Though lending will continue to be limited to 3.5 times income, from January 2018 there will be separate Loan To Income allowance pools for First Time Buyers and SSBs (second or subsequent buyer).

Under the relaxed strictures, up to 20% of the value of new lending to FTBs and up to 10% of the value of new lending to SSBs will be permitted above the 3.5 LTI limit.

CBI governor Philip Lane (pictured) stated: “These allocations broadly reflect current lending patterns in excess of the LTI limit to FTBs and SSBs. This revision delivers a simpler, more sustainable long-term policy framework. The larger allowance for above-ceiling lending to FTBs compared to SSBs reflects the different characteristics of these two groups.  In particular, first-time buyers are typically younger, with current income levels lower relative to expected future income levels.”

A new Central Bank report published today also details a further technical amendment to the mortgage measures in relation to calculations on the value of collateral in the case of mortgages issued for construction purposes.

In Association with

According to Lane: “The technical amendment ensures that the current prudent practice in the market, of taking the lowest available valuation for mortgages financing construction works, such as in the case of renovations, continues into the future. This amendment is not expected to have a material impact on the market, as it reflects the most common practice.”

Industry Reaction

Brokers Ireland, which represents 1,300 broker firms, commented that there is no rationale for differentiating between first and subsequent buyers.

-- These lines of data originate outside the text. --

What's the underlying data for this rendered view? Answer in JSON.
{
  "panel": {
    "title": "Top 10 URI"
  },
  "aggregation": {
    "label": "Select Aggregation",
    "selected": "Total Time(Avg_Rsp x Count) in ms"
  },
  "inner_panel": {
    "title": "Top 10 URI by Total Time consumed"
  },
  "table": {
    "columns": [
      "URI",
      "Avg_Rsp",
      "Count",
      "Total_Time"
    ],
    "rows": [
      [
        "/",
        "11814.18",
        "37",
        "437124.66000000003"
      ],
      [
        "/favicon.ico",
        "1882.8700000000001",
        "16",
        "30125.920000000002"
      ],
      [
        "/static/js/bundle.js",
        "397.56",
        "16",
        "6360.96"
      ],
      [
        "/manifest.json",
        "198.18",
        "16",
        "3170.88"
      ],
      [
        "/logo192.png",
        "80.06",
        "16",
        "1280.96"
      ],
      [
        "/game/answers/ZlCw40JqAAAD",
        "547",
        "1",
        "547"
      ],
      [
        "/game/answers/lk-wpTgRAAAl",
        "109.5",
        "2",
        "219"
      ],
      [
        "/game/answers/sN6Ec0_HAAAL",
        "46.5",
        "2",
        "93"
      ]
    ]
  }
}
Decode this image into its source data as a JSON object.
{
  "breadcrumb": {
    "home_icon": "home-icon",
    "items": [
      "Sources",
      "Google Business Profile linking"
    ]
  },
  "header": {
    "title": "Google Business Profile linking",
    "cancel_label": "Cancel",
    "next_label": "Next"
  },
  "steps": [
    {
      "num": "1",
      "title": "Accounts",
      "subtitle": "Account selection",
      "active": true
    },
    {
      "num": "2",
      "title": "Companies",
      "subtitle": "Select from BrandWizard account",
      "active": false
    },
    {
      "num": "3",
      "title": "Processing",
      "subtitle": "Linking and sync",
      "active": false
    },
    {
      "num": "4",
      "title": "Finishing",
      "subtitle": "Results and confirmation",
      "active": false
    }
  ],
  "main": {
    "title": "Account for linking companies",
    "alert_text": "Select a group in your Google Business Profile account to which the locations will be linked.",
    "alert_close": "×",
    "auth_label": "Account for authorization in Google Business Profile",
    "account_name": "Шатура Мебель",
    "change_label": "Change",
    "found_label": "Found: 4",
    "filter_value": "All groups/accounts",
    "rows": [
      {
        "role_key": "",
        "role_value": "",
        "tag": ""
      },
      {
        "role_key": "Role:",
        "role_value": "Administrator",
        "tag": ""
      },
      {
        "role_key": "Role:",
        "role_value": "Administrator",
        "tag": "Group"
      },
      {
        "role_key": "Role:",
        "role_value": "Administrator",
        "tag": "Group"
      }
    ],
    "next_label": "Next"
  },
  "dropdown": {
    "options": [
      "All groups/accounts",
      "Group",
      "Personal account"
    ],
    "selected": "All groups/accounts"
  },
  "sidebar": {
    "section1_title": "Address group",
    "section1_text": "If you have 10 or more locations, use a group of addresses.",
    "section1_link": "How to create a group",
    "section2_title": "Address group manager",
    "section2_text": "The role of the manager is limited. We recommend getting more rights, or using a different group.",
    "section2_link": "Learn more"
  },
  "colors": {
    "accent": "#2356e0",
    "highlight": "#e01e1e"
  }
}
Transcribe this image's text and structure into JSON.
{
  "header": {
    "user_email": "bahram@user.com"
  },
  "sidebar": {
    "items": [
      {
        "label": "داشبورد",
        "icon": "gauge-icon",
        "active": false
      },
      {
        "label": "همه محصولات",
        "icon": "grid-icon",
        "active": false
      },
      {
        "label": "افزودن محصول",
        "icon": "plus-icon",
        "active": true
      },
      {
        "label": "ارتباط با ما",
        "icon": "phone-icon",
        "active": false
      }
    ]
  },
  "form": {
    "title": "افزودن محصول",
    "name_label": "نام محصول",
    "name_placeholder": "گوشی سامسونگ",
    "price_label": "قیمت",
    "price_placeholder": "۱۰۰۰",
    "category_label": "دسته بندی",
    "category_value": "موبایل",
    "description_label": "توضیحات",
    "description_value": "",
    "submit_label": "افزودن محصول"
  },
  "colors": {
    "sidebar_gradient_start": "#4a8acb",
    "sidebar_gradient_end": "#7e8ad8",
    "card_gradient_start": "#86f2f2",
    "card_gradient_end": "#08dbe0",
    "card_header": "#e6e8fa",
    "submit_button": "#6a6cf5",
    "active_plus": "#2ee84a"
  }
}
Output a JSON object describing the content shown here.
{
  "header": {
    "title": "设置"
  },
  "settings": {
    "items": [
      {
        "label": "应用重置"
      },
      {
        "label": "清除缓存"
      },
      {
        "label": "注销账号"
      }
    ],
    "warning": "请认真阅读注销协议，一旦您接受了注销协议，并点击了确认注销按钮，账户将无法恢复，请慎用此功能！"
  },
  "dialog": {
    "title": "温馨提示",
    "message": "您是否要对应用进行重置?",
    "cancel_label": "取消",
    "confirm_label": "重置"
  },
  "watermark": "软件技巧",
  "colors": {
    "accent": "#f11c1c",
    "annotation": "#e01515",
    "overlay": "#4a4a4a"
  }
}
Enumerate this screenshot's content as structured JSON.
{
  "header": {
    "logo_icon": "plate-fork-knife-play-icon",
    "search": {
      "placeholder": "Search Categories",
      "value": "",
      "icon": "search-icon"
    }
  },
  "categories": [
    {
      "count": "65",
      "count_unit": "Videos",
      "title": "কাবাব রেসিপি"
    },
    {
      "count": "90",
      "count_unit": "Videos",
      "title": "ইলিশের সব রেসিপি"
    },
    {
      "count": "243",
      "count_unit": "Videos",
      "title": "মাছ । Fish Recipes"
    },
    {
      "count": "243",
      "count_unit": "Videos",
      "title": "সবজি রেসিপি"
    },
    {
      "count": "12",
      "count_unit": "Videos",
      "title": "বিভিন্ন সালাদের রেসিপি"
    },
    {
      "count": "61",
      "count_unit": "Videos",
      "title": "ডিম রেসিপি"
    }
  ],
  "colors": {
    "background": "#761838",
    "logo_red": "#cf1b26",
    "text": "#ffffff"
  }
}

“The 90% loan to value ratio should apply to all buyers, not just first-time buyers. And the 3.5 times gross income is too restrictive and should be eased to 4.5 times’ income for all buyers,” said Rachel McGovern, Director of Financial Services.

“Many people who bought at close to or at the top of the market have been unable to move. As their negative equity diminishes and their housing needs change, the rules compel them to find 20pc deposit (80pc LTV) before they can move. That is a mountain too high to climb for many.”

McGovern added that macro-prudential mortgage rules have driven up rental prices to the extent that it has become cheaper to buy than rent in many parts of the country. “The winners were cash buyers and investors, unfortunately,” she said.

Joey Sheahan, Head of Credit with MyMortgages.ie, said exemptions within the lending rules have meant that homebuyers have been able to circumvent them to some extent. “Over the last 12 months the majority of the applications we have received and submitted on behalf of home buyers seeking exemptions have been approved – providing they meet the individual banks exemption criteria,” said Sheahan.

“For example some banks will require a joint annual gross income of €80,000 before they will consider such applications. In other cases a lender will also require the borrower to have a specific property identified before they will approve an exemption.

“The parameters set by the bank are well thought out so most people who qualify should be able to obtain one subject to availability of each individual bank. Almost all lenders have reached their exemption limit for 2017 but any mortgage application submitted now wont fund until sometime in 2018, which means that these borrowers should be able to fall under next year’s exemption quota.”

Sheahan added that many people don’t realise that the LTV and LTI limits do not apply to where a borrower is switching mortgage provider to reduce their interest rate and not releasing any equity.

“About half of MyMortgages.ie’s switchers are not releasing any equity. We recently ran some numbers which showed that on average mortgages from €150,000 to €350,000 throughout the country people could save anywhere between €40,000 and €100,000 by moving to another lender.”